Started in 1982, Kathe Burkhart’s ongoing “Liz Taylor Series” (consisting of about three hundred paintings, drawings and prints) has opened unprecedented perspectives in painting, appropriation and feminism. Still underestimated in terms of the strength of its working process and the issues it raises, this work — among few others in the same period — announced a new era in which painting could be used for conceptual purposes. In his essay “Last Exit Painting,” Thomas Lawson described the use of painting as the triumph of the concept. In the post-medium condition there is no longer a need to banish painting, as the primacy of concept over medium has become a widely shared value.
Burkhart chose painting for this series in order to reclaim an outmoded form, a bombastic space that was claimed at the time by male expressionist painters of the late 1970s and the ’80s. Most other women artists dealing with photo-based imagery, feminist content and language abjured painting as a medium, favoring non-traditional media instead. In Burkhart’s work, language as well as form is retooled.

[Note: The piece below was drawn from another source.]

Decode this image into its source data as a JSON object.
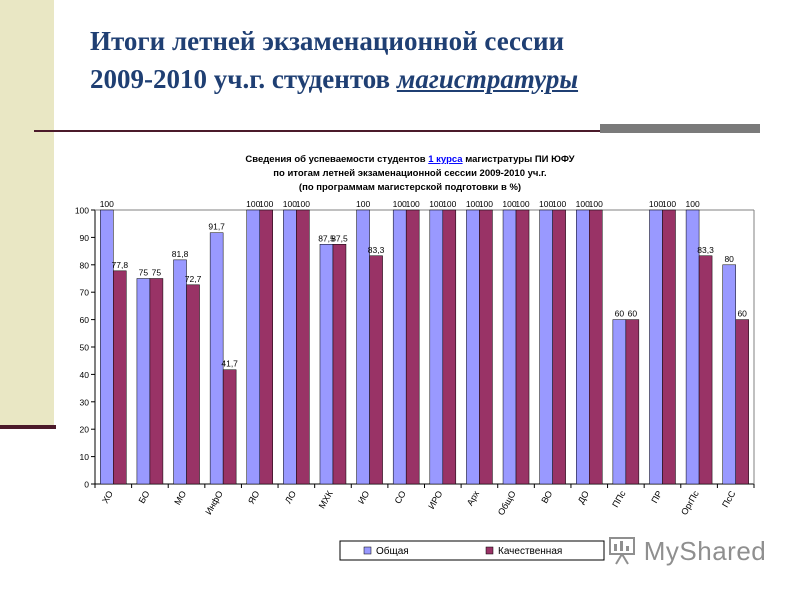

But what makes Burkhart’s work so unique within in the last thirty years of art history is that she complicates this post-conceptual frame by inserting autobiographical elements. She merges political and personal obsessions. The artist blends a critique of the media with self-portraiture; the actress she persistently depicts is an avatar of herself. She intertwines public and private, individual and collective concerns. But above all, the work is addressed to the viewers, who must locate themselves within the situation depicted — a position that may trigger either attraction or repulsion. Standing before a work by Burkhart, one’s sense of power, gender and politics is always challenged.